To: Congresswoman Haley Stevens (MI-11)

From: Ebenezar Wikina (Mandela Washington Fellow)

Date: 7/16/2021

Policy Brief #1: Building Michigan Back Better through support for black-owned businesses _____________________________________________________________________________

Executive Summary

Despite being 82% black, in Detroit over 49,000 black-owned businesses still struggle to get a fair opportunity to compete. Furthermore, a study by the University of Michigan shows that very few small business owners and entrepreneurs in the United States overall received government aid through the Coronavirus Aid, Relief, and Economic Security Act (CARES Act), and that both Black business owners and entrepreneurs fared worse than their non-Black counterparts. With this in mind, in your efforts to build back better, you should lobby and advocate for more black-owned businesses and entrepreneurs in Michigan to benefit from the CARES Act. You should also organize a series of engagements with the Detroit Coalition for Economic Inclusion (DCEI) and other minority-owned business coalitions and unions in Michigan to better understand their challenges in a bid to support them better in the post-COVID-19 era.

Background

According to a special report by MetLife and the U.S. Chamber of Commerce on Race and Inequality on Main Street, minority-owned small businesses have been disproportionately impacted by the coronavirus and the accompanying economic fallout as many fear permanent closure while others struggle to access loans. 

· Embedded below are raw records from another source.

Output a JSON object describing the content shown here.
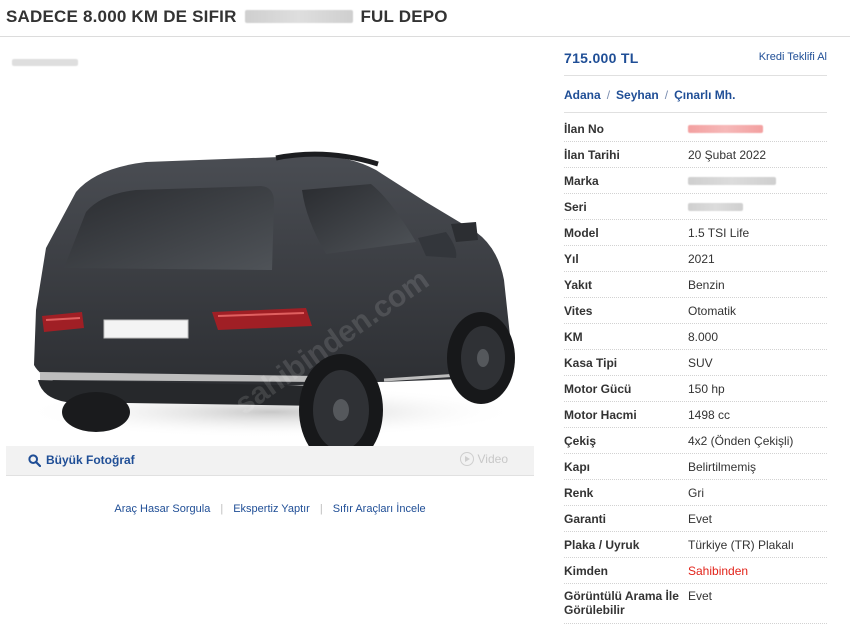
{
  "listing": {
    "title_start": "SADECE 8.000 KM DE SIFIR",
    "title_end": "FUL DEPO"
  },
  "photo": {
    "big_photo_label": "Büyük Fotoğraf",
    "video_label": "Video"
  },
  "links": [
    "Araç Hasar Sorgula",
    "Ekspertiz Yaptır",
    "Sıfır Araçları İncele"
  ],
  "price": "715.000 TL",
  "credit_label": "Kredi Teklifi Al",
  "location": [
    "Adana",
    "Seyhan",
    "Çınarlı Mh."
  ],
  "details": [
    {
      "label": "İlan No",
      "value": ""
    },
    {
      "label": "İlan Tarihi",
      "value": "20 Şubat 2022"
    },
    {
      "label": "Marka",
      "value": ""
    },
    {
      "label": "Seri",
      "value": ""
    },
    {
      "label": "Model",
      "value": "1.5 TSI Life"
    },
    {
      "label": "Yıl",
      "value": "2021"
    },
    {
      "label": "Yakıt",
      "value": "Benzin"
    },
    {
      "label": "Vites",
      "value": "Otomatik"
    },
    {
      "label": "KM",
      "value": "8.000"
    },
    {
      "label": "Kasa Tipi",
      "value": "SUV"
    },
    {
      "label": "Motor Gücü",
      "value": "150 hp"
    },
    {
      "label": "Motor Hacmi",
      "value": "1498 cc"
    },
    {
      "label": "Çekiş",
      "value": "4x2 (Önden Çekişli)"
    },
    {
      "label": "Kapı",
      "value": "Belirtilmemiş"
    },
    {
      "label": "Renk",
      "value": "Gri"
    },
    {
      "label": "Garanti",
      "value": "Evet"
    },
    {
      "label": "Plaka / Uyruk",
      "value": "Türkiye (TR) Plakalı"
    },
    {
      "label": "Kimden",
      "value": "Sahibinden"
    },
    {
      "label": "Görüntülü Arama İle Görülebilir",
      "value": "Evet"
    }
  ],
  "colors": {
    "link_blue": "#1f4e96",
    "seller_red": "#e2231a",
    "car_body": "#3a3d42"
  },
  "icons": {
    "search": "magnifier-icon",
    "video": "play-circle-icon"
  }
}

The poll found that two in three (66%) minority small businesses are concerned about having to permanently close their business versus 57% for non-minority small businesses. Two-thirds (66%) of all small businesses in America also acknowledge that minority-owned businesses have been disproportionately impacted by COVID-19 with the number of small businesses who believe this increasing by 17% between January and June 2020.

The CARES Act is a $2.2 trillion economic stimulus bill passed by the 116th U.S. Congress and signed into law by President Donald Trump on March 27, 2020 in response to the economic fallout of the COVID-19 pandemic in the United States.

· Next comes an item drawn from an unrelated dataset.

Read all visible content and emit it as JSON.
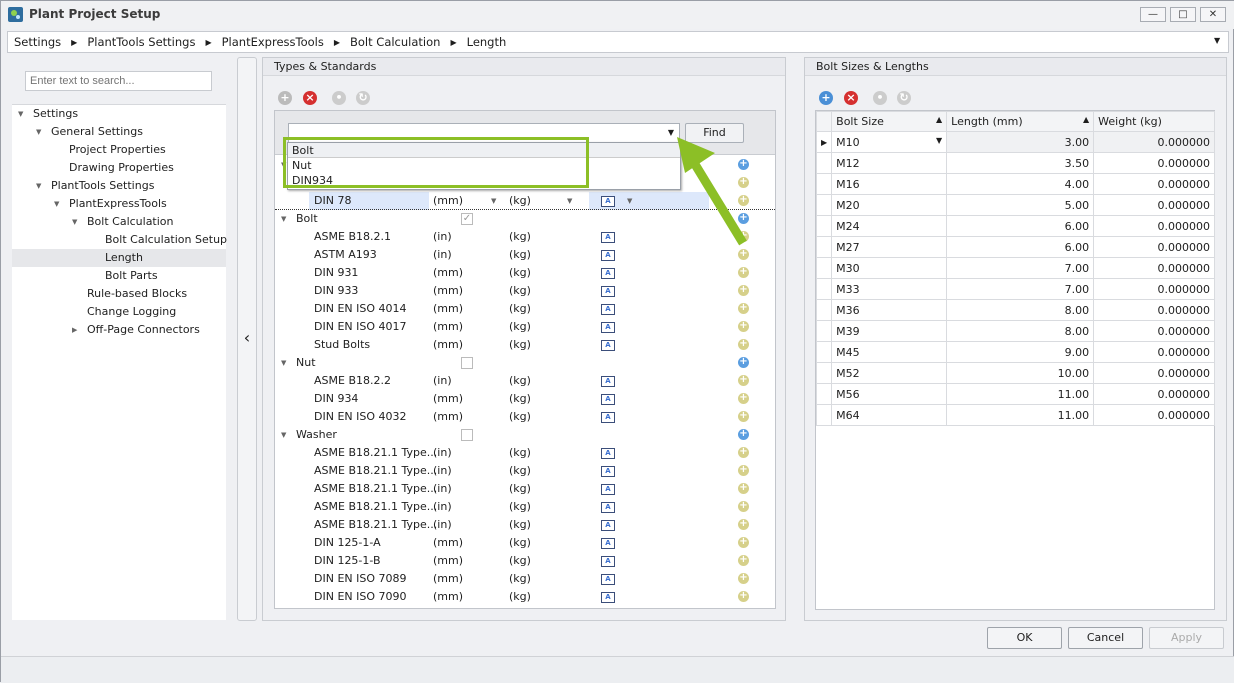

The Act has generated mixed reactions across the United States. In mid-April 2020, a survey released by the James Beard Foundation and the Independent Restaurant Coalition indicated that 80 percent of restaurant owners (representing roughly half a million businesses which employ eleven million people) did not believe that their businesses were likely to survive, despite the CARES Act. In contrast, many other observers have noted that, although very well planned, the Act hasn’t been able to translate to tangible results in small businesses across the U.S.

Fig 1: Chart shows that only 0.3% of Black-owned businesses reported benefiting from the government’s CARES Act, 2020

Proposed Recommendations

With this in mind, the Congresswoman can carry out the following steps in a bid to support black-owned businesses in Michigan.

  1. Carryout Advocacy on behalf of Black-owned businesses: You should work closely with your caseworkers to ensure that the right government departments and agencies are engaged to facilitate access to loans and grants, from the CARES Act and other federal stimulus packages, for black-owned businesses in Michigan.
  1. Engage with Detroit Coalition for Economic Inclusion and other minority Business Coalitions: The Detroit Coalition for Economic Inclusion (DCEI) is currently the largest coalition of black businesses in Michigan. You should organize a series of engagements with DCEI along with other minority business coalitions to better understand their challenges and co-create workable solutions that would help boost the economy of the State. By doing so, you will not only exemplify a listening leader, you will also be better informed of the business development issues in your district and the entire State at large.

Urgency Statement

In 2020, Detroit recorded 327 homicides and 1,173 nonfatal shootings. Detroit Police Chief James Craig said this sharp increase was due to increased drug and alcohol use during the pandemic. With more jobs and businesses lost post-COVID-19, urgent steps need to be taken to save black-owned and other minority businesses in Michigan as this would ensure more people are engaged in meaningful and productive activities.